The following parameter files are included in each workflow template:
1. _`targets.txt`_: initial one provided by user; downstream _`targets_*.txt`_ files are generated automatically
2. _`*.param`_: defines parameter for input/output file operations, _e.g._ _`trim.param`_, _`bwa.param`_, _`hisat2.param`_, ...
3. _`*_run.sh`_: optional bash script, _e.g._: _`gatk_run.sh`_
4. Compute cluster environment (skip on single machine):
+ _`.batchtools.conf.R`_: defines type of scheduler for _`batchtools`_. Note, it is necessary to point the right template accordingly to the cluster in use.

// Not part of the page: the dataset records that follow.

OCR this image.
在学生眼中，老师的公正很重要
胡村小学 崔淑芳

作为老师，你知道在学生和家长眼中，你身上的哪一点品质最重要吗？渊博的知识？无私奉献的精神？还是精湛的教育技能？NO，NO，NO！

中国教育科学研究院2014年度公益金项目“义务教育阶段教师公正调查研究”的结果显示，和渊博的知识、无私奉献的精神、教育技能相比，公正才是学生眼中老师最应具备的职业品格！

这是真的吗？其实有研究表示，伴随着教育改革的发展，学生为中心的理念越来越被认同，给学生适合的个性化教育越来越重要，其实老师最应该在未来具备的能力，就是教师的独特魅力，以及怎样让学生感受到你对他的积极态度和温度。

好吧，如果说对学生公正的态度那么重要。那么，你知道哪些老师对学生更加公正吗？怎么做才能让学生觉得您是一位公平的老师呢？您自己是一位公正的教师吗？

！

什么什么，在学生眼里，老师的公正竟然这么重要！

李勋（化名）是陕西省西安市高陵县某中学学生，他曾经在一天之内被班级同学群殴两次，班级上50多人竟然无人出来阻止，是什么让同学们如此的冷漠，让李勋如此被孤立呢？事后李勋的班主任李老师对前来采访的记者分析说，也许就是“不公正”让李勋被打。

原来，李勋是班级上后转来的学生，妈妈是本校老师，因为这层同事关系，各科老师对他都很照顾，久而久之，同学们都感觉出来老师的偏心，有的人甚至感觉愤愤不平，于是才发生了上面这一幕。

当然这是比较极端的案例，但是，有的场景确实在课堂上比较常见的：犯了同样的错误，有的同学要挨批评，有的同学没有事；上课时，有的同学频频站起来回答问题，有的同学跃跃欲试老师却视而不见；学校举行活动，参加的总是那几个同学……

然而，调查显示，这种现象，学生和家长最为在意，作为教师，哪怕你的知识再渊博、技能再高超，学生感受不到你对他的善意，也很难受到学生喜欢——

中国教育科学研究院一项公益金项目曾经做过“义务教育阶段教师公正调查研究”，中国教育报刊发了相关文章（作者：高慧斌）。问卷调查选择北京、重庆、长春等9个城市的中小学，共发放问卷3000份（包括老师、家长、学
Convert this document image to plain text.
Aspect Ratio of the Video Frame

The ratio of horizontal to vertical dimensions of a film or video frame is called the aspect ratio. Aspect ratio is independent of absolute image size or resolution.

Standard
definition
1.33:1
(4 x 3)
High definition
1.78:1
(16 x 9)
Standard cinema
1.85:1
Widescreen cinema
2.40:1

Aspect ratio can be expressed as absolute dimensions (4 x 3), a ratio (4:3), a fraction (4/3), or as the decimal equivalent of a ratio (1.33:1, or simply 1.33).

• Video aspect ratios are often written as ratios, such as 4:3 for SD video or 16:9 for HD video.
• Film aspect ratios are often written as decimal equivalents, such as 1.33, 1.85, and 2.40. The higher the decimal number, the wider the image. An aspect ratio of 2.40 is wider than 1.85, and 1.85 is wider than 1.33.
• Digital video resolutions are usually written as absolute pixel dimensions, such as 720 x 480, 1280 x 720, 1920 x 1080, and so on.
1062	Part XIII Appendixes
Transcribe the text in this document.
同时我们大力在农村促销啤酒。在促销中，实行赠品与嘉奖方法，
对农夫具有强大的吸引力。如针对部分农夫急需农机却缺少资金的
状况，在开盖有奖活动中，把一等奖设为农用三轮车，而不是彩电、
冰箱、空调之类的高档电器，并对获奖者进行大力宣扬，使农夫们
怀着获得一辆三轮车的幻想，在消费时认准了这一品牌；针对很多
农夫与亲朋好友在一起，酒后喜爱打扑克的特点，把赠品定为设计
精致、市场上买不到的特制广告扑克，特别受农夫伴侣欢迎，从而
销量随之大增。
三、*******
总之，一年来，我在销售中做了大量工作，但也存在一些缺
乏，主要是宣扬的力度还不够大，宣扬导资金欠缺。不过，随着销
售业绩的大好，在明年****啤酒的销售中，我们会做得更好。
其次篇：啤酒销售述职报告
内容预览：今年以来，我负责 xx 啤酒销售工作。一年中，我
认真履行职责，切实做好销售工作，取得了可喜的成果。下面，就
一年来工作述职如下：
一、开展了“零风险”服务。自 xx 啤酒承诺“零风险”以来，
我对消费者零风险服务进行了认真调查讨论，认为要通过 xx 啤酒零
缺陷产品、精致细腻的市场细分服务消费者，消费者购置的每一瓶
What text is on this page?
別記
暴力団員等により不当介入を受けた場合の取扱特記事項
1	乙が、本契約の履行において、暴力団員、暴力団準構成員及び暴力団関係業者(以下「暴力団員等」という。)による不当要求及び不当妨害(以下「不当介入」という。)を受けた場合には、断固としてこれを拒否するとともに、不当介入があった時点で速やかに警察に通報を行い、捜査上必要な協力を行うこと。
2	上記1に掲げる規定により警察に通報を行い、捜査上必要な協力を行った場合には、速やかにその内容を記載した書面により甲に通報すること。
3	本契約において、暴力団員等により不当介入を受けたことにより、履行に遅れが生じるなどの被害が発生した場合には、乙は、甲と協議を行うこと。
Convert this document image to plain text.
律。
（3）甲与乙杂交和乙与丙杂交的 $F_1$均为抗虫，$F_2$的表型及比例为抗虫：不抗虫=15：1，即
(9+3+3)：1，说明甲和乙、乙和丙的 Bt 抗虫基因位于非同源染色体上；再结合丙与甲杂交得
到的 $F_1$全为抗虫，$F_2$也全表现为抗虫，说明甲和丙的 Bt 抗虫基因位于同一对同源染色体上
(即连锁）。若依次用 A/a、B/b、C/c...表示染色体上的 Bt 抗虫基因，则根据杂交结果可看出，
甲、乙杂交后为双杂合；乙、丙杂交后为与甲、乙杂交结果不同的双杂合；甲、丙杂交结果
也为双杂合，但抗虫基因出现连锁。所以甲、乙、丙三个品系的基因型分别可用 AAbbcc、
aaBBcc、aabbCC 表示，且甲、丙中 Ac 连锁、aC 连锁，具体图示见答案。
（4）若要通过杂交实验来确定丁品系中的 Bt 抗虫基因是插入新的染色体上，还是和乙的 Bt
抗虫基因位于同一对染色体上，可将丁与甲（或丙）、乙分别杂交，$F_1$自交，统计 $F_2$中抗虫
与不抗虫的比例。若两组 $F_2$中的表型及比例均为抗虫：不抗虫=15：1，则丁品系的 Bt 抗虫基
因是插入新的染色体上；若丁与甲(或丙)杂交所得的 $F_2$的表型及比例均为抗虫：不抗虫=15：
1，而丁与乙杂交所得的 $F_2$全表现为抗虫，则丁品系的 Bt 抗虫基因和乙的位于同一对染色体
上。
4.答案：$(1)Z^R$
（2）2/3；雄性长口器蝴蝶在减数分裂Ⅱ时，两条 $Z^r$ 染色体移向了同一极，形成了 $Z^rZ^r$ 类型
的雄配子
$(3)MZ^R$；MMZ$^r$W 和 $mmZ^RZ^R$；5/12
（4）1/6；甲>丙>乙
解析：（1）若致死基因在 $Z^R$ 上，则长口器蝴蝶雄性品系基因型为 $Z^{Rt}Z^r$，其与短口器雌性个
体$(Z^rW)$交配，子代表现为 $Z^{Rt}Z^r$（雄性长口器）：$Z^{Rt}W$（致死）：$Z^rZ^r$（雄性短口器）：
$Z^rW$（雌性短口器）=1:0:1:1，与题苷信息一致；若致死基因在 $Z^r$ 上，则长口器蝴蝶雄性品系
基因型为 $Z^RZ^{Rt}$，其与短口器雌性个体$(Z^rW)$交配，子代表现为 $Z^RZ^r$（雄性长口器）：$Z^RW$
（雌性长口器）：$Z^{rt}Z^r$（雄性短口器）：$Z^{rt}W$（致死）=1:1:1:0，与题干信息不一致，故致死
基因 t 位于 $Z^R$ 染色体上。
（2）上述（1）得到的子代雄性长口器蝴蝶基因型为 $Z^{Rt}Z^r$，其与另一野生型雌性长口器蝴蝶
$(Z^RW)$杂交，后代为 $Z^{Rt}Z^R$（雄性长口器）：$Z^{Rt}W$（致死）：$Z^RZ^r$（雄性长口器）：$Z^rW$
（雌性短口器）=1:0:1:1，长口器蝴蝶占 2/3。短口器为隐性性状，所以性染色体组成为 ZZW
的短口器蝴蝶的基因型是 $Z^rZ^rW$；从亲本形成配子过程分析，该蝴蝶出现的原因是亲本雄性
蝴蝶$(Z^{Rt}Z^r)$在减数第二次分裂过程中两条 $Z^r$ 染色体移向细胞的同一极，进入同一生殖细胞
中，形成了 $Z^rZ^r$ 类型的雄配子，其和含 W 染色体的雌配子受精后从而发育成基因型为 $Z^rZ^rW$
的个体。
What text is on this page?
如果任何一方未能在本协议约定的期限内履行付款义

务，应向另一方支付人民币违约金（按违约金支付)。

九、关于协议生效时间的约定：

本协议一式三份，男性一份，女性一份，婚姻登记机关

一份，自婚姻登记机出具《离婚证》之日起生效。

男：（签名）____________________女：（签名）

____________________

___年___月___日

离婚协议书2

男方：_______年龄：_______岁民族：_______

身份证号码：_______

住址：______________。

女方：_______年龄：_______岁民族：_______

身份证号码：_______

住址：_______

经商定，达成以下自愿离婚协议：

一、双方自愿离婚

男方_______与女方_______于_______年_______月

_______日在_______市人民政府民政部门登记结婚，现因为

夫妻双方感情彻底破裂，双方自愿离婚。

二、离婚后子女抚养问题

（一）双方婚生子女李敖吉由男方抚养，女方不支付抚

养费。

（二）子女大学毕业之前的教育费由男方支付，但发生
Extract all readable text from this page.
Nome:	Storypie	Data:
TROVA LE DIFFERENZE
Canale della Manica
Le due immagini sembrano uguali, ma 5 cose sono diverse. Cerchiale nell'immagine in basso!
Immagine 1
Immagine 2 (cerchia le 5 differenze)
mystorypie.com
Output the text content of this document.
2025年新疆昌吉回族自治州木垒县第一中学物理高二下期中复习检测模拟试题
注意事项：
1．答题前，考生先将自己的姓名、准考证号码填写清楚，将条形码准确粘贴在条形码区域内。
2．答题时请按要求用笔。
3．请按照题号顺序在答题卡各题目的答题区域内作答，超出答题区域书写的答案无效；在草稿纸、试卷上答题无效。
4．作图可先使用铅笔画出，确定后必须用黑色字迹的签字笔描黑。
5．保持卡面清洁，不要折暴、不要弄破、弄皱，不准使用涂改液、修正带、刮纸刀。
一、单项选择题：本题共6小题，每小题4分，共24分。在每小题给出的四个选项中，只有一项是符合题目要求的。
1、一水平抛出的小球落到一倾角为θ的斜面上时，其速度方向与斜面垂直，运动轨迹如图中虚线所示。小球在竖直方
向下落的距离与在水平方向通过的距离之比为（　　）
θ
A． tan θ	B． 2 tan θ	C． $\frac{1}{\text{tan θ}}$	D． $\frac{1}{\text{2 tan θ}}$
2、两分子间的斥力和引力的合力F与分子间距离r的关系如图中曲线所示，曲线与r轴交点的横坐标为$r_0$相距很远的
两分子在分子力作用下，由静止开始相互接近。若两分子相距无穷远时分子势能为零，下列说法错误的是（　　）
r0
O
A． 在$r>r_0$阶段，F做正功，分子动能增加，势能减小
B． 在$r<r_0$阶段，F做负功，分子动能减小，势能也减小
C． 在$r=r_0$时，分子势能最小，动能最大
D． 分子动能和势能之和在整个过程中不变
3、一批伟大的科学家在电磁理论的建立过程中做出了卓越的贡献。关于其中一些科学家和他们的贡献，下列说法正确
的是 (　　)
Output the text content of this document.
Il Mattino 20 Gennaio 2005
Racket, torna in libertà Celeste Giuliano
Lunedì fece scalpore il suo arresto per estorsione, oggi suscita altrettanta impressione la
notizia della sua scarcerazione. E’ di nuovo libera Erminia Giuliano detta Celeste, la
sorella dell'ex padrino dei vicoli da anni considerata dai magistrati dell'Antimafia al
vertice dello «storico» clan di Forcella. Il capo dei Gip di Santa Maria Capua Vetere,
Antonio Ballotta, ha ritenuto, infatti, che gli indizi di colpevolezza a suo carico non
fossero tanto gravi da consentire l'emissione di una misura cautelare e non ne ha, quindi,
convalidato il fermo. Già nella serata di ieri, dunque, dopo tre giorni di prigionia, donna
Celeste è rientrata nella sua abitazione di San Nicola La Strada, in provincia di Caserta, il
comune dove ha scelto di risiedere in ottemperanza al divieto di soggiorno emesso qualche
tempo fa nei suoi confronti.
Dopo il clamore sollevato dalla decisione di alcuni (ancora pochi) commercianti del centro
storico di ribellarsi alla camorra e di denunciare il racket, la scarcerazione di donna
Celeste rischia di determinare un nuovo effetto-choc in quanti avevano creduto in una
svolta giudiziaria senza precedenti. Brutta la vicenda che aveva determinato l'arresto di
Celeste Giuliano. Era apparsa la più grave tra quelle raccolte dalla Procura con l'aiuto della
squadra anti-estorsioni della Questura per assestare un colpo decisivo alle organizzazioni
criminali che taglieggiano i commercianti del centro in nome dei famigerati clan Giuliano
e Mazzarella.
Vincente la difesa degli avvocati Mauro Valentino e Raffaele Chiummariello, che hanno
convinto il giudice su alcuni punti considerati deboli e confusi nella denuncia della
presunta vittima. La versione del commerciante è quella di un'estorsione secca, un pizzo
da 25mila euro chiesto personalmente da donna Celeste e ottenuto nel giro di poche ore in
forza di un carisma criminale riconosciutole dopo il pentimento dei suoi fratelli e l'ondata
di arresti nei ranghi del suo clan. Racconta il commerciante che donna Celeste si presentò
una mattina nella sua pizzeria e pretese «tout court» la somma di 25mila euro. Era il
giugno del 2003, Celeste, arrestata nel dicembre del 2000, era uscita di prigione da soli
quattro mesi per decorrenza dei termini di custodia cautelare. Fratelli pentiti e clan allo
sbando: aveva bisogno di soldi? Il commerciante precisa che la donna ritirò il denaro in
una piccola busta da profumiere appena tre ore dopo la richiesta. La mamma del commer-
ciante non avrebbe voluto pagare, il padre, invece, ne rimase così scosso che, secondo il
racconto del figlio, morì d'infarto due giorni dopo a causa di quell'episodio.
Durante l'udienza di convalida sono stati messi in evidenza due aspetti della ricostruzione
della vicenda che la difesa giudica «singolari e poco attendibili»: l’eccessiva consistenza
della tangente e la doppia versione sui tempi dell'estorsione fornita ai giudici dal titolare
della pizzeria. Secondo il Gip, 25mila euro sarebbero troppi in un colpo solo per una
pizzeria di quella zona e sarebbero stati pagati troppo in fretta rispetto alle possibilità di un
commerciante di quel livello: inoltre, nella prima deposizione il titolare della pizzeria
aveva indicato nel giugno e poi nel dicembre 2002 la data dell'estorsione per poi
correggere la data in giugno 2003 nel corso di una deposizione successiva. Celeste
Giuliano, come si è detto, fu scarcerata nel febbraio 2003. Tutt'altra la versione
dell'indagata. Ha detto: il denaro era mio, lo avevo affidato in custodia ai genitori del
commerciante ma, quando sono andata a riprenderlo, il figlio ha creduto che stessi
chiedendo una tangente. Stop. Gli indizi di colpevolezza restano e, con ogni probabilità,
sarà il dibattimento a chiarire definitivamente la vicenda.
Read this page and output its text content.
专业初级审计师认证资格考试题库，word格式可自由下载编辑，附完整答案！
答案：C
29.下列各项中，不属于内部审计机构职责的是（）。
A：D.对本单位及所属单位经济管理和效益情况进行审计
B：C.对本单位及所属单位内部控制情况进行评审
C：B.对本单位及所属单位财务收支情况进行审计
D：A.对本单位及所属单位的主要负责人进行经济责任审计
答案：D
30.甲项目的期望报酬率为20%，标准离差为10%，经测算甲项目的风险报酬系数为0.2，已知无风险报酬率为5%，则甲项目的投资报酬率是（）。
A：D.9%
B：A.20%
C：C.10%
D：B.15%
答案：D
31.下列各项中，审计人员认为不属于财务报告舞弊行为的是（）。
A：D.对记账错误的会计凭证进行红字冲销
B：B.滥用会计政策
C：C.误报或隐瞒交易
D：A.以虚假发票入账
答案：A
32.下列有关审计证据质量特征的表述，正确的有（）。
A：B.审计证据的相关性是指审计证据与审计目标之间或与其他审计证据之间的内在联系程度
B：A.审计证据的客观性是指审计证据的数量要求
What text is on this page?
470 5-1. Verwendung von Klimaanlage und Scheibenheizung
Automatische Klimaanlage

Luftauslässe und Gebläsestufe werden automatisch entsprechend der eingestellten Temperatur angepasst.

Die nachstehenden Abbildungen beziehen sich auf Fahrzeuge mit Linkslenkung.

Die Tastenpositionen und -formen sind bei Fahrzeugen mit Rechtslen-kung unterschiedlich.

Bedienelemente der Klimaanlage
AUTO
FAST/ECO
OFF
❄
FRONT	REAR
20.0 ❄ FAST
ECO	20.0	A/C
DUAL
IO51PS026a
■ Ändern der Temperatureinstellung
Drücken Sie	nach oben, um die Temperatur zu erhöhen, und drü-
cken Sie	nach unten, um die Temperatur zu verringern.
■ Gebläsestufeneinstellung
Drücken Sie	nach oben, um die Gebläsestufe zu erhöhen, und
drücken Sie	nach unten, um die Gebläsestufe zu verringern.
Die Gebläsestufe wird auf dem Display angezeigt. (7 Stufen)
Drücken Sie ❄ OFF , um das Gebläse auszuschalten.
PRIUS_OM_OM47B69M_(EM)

+ _`*.tmpl`_: specifies parameters of scheduler used by a system, _e.g._ Torque, SGE, Slurm, etc.
## Run workflow
Next, run the chosen sample workflow _`systemPipeVARseq`_ ([.Rmd](http://www.bioconductor.org/packages/devel/data/experiment/vignettes/systemPipeRdata/inst/doc/systemPipeVARseq.Rmd)) by executing from the command-line _`make -B`_ within the _`varseq`_ directory. Alternatively, one can run the code from the provided _`*.Rmd`_ template file from within R interactively.
Workflow includes following steps:
1. Read preprocessing
+ Quality filtering (trimming)
+ FASTQ quality report
2. Alignments: _`gsnap`_, _`bwa`_
3. Variant calling: _`VariantTools`_, _`GATK`_, _`BCFtools`_
4. Variant filtering: _`VariantTools`_ and _`VariantAnnotation`_
5. Variant annotation: _`VariantAnnotation`_
6. Combine results from many samples
7. Summary statistics of samples
# Version Information
```{r sessionInfo}
sessionInfo()
```
# Funding
This project was supported by funds from the National Institutes of
Health (NIH) and the National Science Foundation (NSF).